CERT's Best-Worst Vulnerabilities of 2005

Though there were more reported vulnerabilities, Linux is still seen as likely more secure than Windows.
Which operating system logged the most vulnerabilities in 2005?

According to the United States Computer Emergency Readiness Team (US-Cert) 2005 year-end index, Unix/Linux racked up more reports of vulnerabilities compared to Windows.

Security professionals, however, argue that the numbers alone don't tell the full story, and that a properly configured Unix/Linux server is likely more secure than a Windows server.

US-CERT's year-end compilation found 5198 reported vulnerabilities in 2005. Of that number, 2328 of them were for Unix/Linux (45 percent), 2058 were multiple operating system vulnerabilities (40 percent), and 801 were for Windows (15 percent).

Notably absent from US-CERT's index, however, is the recent zero day WMF metafile issue for which Microsoft has promised a patch next week.

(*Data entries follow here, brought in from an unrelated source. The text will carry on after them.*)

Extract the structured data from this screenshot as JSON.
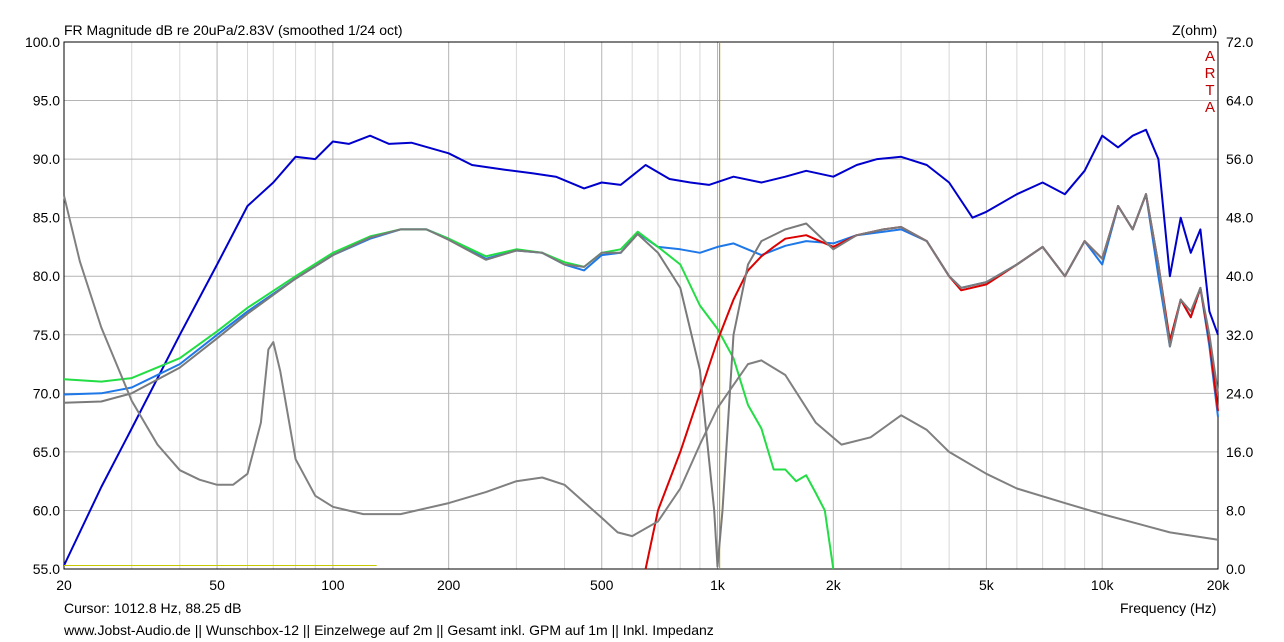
{
  "window": {
    "title": "FR Magnitude dB re 20uPa/2.83V (smoothed 1/24 oct)",
    "right_axis_title": "Z(ohm)",
    "watermark_letters": [
      "A",
      "R",
      "T",
      "A"
    ],
    "cursor_readout": "Cursor: 1012.8 Hz, 88.25 dB",
    "footer": "www.Jobst-Audio.de  || Wunschbox-12  ||  Einzelwege auf 2m  ||  Gesamt inkl. GPM auf 1m  ||  Inkl. Impedanz"
  },
  "chart_data": {
    "type": "line",
    "title": "FR Magnitude dB re 20uPa/2.83V (smoothed 1/24 oct)",
    "xlabel": "Frequency (Hz)",
    "ylabel": "",
    "y2label": "Z(ohm)",
    "x_scale": "log",
    "xlim": [
      20,
      20000
    ],
    "ylim": [
      55,
      100
    ],
    "y2lim": [
      0,
      72
    ],
    "grid": true,
    "legend": "none",
    "x_ticks": [
      20,
      50,
      100,
      200,
      500,
      1000,
      2000,
      5000,
      10000,
      20000
    ],
    "x_tick_labels": [
      "20",
      "50",
      "100",
      "200",
      "500",
      "1k",
      "2k",
      "5k",
      "10k",
      "20k"
    ],
    "y_ticks": [
      55,
      60,
      65,
      70,
      75,
      80,
      85,
      90,
      95,
      100
    ],
    "y_tick_labels": [
      "55.0",
      "60.0",
      "65.0",
      "70.0",
      "75.0",
      "80.0",
      "85.0",
      "90.0",
      "95.0",
      "100.0"
    ],
    "y2_ticks": [
      0,
      8,
      16,
      24,
      32,
      40,
      48,
      56,
      64,
      72
    ],
    "y2_tick_labels": [
      "0.0",
      "8.0",
      "16.0",
      "24.0",
      "32.0",
      "40.0",
      "48.0",
      "56.0",
      "64.0",
      "72.0"
    ],
    "cursor": {
      "x": 1012.8,
      "y": 88.25
    },
    "series": [
      {
        "axis": "left",
        "color": "#0000cc",
        "width": 2,
        "points": [
          [
            20,
            55.3
          ],
          [
            25,
            62
          ],
          [
            30,
            67
          ],
          [
            40,
            75
          ],
          [
            50,
            81
          ],
          [
            60,
            86
          ],
          [
            70,
            88
          ],
          [
            80,
            90.2
          ],
          [
            90,
            90
          ],
          [
            100,
            91.5
          ],
          [
            110,
            91.3
          ],
          [
            125,
            92
          ],
          [
            140,
            91.3
          ],
          [
            160,
            91.4
          ],
          [
            200,
            90.5
          ],
          [
            230,
            89.5
          ],
          [
            280,
            89.1
          ],
          [
            330,
            88.8
          ],
          [
            380,
            88.5
          ],
          [
            450,
            87.5
          ],
          [
            500,
            88
          ],
          [
            560,
            87.8
          ],
          [
            650,
            89.5
          ],
          [
            750,
            88.3
          ],
          [
            850,
            88
          ],
          [
            950,
            87.8
          ],
          [
            1100,
            88.5
          ],
          [
            1300,
            88
          ],
          [
            1500,
            88.5
          ],
          [
            1700,
            89
          ],
          [
            2000,
            88.5
          ],
          [
            2300,
            89.5
          ],
          [
            2600,
            90
          ],
          [
            3000,
            90.2
          ],
          [
            3500,
            89.5
          ],
          [
            4000,
            88
          ],
          [
            4600,
            85
          ],
          [
            5000,
            85.5
          ],
          [
            6000,
            87
          ],
          [
            7000,
            88
          ],
          [
            8000,
            87
          ],
          [
            9000,
            89
          ],
          [
            10000,
            92
          ],
          [
            11000,
            91
          ],
          [
            12000,
            92
          ],
          [
            13000,
            92.5
          ],
          [
            14000,
            90
          ],
          [
            15000,
            80
          ],
          [
            16000,
            85
          ],
          [
            17000,
            82
          ],
          [
            18000,
            84
          ],
          [
            19000,
            77
          ],
          [
            20000,
            75
          ]
        ]
      },
      {
        "axis": "left",
        "color": "#1e78e8",
        "width": 2,
        "points": [
          [
            20,
            69.9
          ],
          [
            25,
            70
          ],
          [
            30,
            70.5
          ],
          [
            40,
            72.5
          ],
          [
            50,
            75
          ],
          [
            60,
            77
          ],
          [
            80,
            79.8
          ],
          [
            100,
            81.8
          ],
          [
            125,
            83.2
          ],
          [
            150,
            84
          ],
          [
            175,
            84
          ],
          [
            200,
            83.2
          ],
          [
            250,
            81.5
          ],
          [
            300,
            82.2
          ],
          [
            350,
            82
          ],
          [
            400,
            81
          ],
          [
            450,
            80.5
          ],
          [
            500,
            81.8
          ],
          [
            560,
            82
          ],
          [
            620,
            83.7
          ],
          [
            700,
            82.5
          ],
          [
            800,
            82.3
          ],
          [
            900,
            82
          ],
          [
            1000,
            82.5
          ],
          [
            1100,
            82.8
          ],
          [
            1300,
            81.8
          ],
          [
            1500,
            82.6
          ],
          [
            1700,
            83
          ],
          [
            2000,
            82.8
          ],
          [
            2300,
            83.5
          ],
          [
            2700,
            83.8
          ],
          [
            3000,
            84
          ],
          [
            3500,
            83
          ],
          [
            4000,
            80
          ],
          [
            4300,
            79
          ],
          [
            5000,
            79.5
          ],
          [
            6000,
            81
          ],
          [
            7000,
            82.5
          ],
          [
            8000,
            80
          ],
          [
            9000,
            83
          ],
          [
            10000,
            81
          ],
          [
            11000,
            86
          ],
          [
            12000,
            84
          ],
          [
            13000,
            87
          ],
          [
            14000,
            80
          ],
          [
            15000,
            74
          ],
          [
            16000,
            78
          ],
          [
            17000,
            76.5
          ],
          [
            18000,
            79
          ],
          [
            19000,
            74
          ],
          [
            20000,
            68
          ]
        ]
      },
      {
        "axis": "left",
        "color": "#22dd44",
        "width": 2,
        "points": [
          [
            20,
            71.2
          ],
          [
            25,
            71
          ],
          [
            30,
            71.3
          ],
          [
            40,
            73
          ],
          [
            50,
            75.3
          ],
          [
            60,
            77.3
          ],
          [
            80,
            80
          ],
          [
            100,
            82
          ],
          [
            125,
            83.4
          ],
          [
            150,
            84
          ],
          [
            175,
            84
          ],
          [
            200,
            83.2
          ],
          [
            250,
            81.7
          ],
          [
            300,
            82.3
          ],
          [
            350,
            82
          ],
          [
            400,
            81.2
          ],
          [
            450,
            80.8
          ],
          [
            500,
            82
          ],
          [
            560,
            82.3
          ],
          [
            620,
            83.8
          ],
          [
            700,
            82.5
          ],
          [
            800,
            81
          ],
          [
            900,
            77.5
          ],
          [
            1000,
            75.5
          ],
          [
            1100,
            73
          ],
          [
            1200,
            69
          ],
          [
            1300,
            67
          ],
          [
            1400,
            63.5
          ],
          [
            1500,
            63.5
          ],
          [
            1600,
            62.5
          ],
          [
            1700,
            63
          ],
          [
            1800,
            61.5
          ],
          [
            1900,
            60
          ],
          [
            2000,
            55
          ]
        ]
      },
      {
        "axis": "left",
        "color": "#dd0000",
        "width": 2,
        "points": [
          [
            650,
            55
          ],
          [
            700,
            60
          ],
          [
            800,
            65
          ],
          [
            900,
            70
          ],
          [
            1000,
            74.5
          ],
          [
            1100,
            78
          ],
          [
            1200,
            80.5
          ],
          [
            1300,
            81.7
          ],
          [
            1400,
            82.5
          ],
          [
            1500,
            83.2
          ],
          [
            1700,
            83.5
          ],
          [
            2000,
            82.5
          ],
          [
            2300,
            83.5
          ],
          [
            2700,
            84
          ],
          [
            3000,
            84.2
          ],
          [
            3500,
            83
          ],
          [
            4000,
            80
          ],
          [
            4300,
            78.8
          ],
          [
            5000,
            79.3
          ],
          [
            6000,
            81
          ],
          [
            7000,
            82.5
          ],
          [
            8000,
            80
          ],
          [
            9000,
            83
          ],
          [
            10000,
            81.5
          ],
          [
            11000,
            86
          ],
          [
            12000,
            84
          ],
          [
            13000,
            87
          ],
          [
            14000,
            81
          ],
          [
            15000,
            74.5
          ],
          [
            16000,
            78
          ],
          [
            17000,
            76.5
          ],
          [
            18000,
            79
          ],
          [
            19000,
            74.5
          ],
          [
            20000,
            68.5
          ]
        ]
      },
      {
        "axis": "left",
        "color": "#7a7a7a",
        "width": 2,
        "points": [
          [
            20,
            69.2
          ],
          [
            25,
            69.3
          ],
          [
            30,
            70
          ],
          [
            40,
            72.2
          ],
          [
            50,
            74.7
          ],
          [
            60,
            76.8
          ],
          [
            80,
            79.8
          ],
          [
            100,
            81.8
          ],
          [
            125,
            83.3
          ],
          [
            150,
            84
          ],
          [
            175,
            84
          ],
          [
            200,
            83.1
          ],
          [
            250,
            81.4
          ],
          [
            300,
            82.2
          ],
          [
            350,
            82
          ],
          [
            400,
            81
          ],
          [
            450,
            80.8
          ],
          [
            500,
            82
          ],
          [
            560,
            82
          ],
          [
            620,
            83.6
          ],
          [
            700,
            82
          ],
          [
            800,
            79
          ],
          [
            900,
            72
          ],
          [
            980,
            60
          ],
          [
            1000,
            55.2
          ],
          [
            1030,
            60
          ],
          [
            1100,
            75
          ],
          [
            1200,
            81
          ],
          [
            1300,
            83
          ],
          [
            1500,
            84
          ],
          [
            1700,
            84.5
          ],
          [
            2000,
            82.3
          ],
          [
            2300,
            83.5
          ],
          [
            2700,
            84
          ],
          [
            3000,
            84.2
          ],
          [
            3500,
            83
          ],
          [
            4000,
            80
          ],
          [
            4300,
            79
          ],
          [
            5000,
            79.5
          ],
          [
            6000,
            81
          ],
          [
            7000,
            82.5
          ],
          [
            8000,
            80
          ],
          [
            9000,
            83
          ],
          [
            10000,
            81.5
          ],
          [
            11000,
            86
          ],
          [
            12000,
            84
          ],
          [
            13000,
            87
          ],
          [
            14000,
            81
          ],
          [
            15000,
            74
          ],
          [
            16000,
            78
          ],
          [
            17000,
            77
          ],
          [
            18000,
            79
          ],
          [
            19000,
            75
          ],
          [
            20000,
            70
          ]
        ]
      },
      {
        "axis": "right",
        "color": "#808080",
        "width": 2,
        "points": [
          [
            20,
            51
          ],
          [
            22,
            42
          ],
          [
            25,
            33
          ],
          [
            30,
            23
          ],
          [
            35,
            17
          ],
          [
            40,
            13.5
          ],
          [
            45,
            12.2
          ],
          [
            50,
            11.5
          ],
          [
            55,
            11.5
          ],
          [
            60,
            13
          ],
          [
            65,
            20
          ],
          [
            68,
            30
          ],
          [
            70,
            31
          ],
          [
            73,
            27
          ],
          [
            80,
            15
          ],
          [
            90,
            10
          ],
          [
            100,
            8.5
          ],
          [
            120,
            7.5
          ],
          [
            150,
            7.5
          ],
          [
            200,
            9
          ],
          [
            250,
            10.5
          ],
          [
            300,
            12
          ],
          [
            350,
            12.5
          ],
          [
            400,
            11.5
          ],
          [
            500,
            7
          ],
          [
            550,
            5
          ],
          [
            600,
            4.5
          ],
          [
            700,
            6.5
          ],
          [
            800,
            11
          ],
          [
            900,
            17
          ],
          [
            1000,
            22
          ],
          [
            1200,
            28
          ],
          [
            1300,
            28.5
          ],
          [
            1500,
            26.5
          ],
          [
            1800,
            20
          ],
          [
            2100,
            17
          ],
          [
            2500,
            18
          ],
          [
            3000,
            21
          ],
          [
            3500,
            19
          ],
          [
            4000,
            16
          ],
          [
            5000,
            13
          ],
          [
            6000,
            11
          ],
          [
            8000,
            9
          ],
          [
            10000,
            7.5
          ],
          [
            15000,
            5
          ],
          [
            20000,
            4
          ]
        ]
      },
      {
        "axis": "left",
        "color": "#c8c800",
        "width": 1,
        "points": [
          [
            20,
            55.3
          ],
          [
            130,
            55.3
          ]
        ]
      }
    ]
  }
}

Panda Software CTO Patrick Hinojosa said he doesn't think the raw numbers tell the whole story. "*nix vulnerabilities cover a wide range of actual OS's and that would tend to mitigate the ability to exploit these," Hinojosa told internetnews.com. "In addition, when I examined the vulnerabilities listed, the ones in Windows are probably more problematic given that the given Windows user is going to be much less security aware that the typical *nix user," he said. "Considering all factors, I would feel more confident in a Unix server that is locked down than in a Windows server."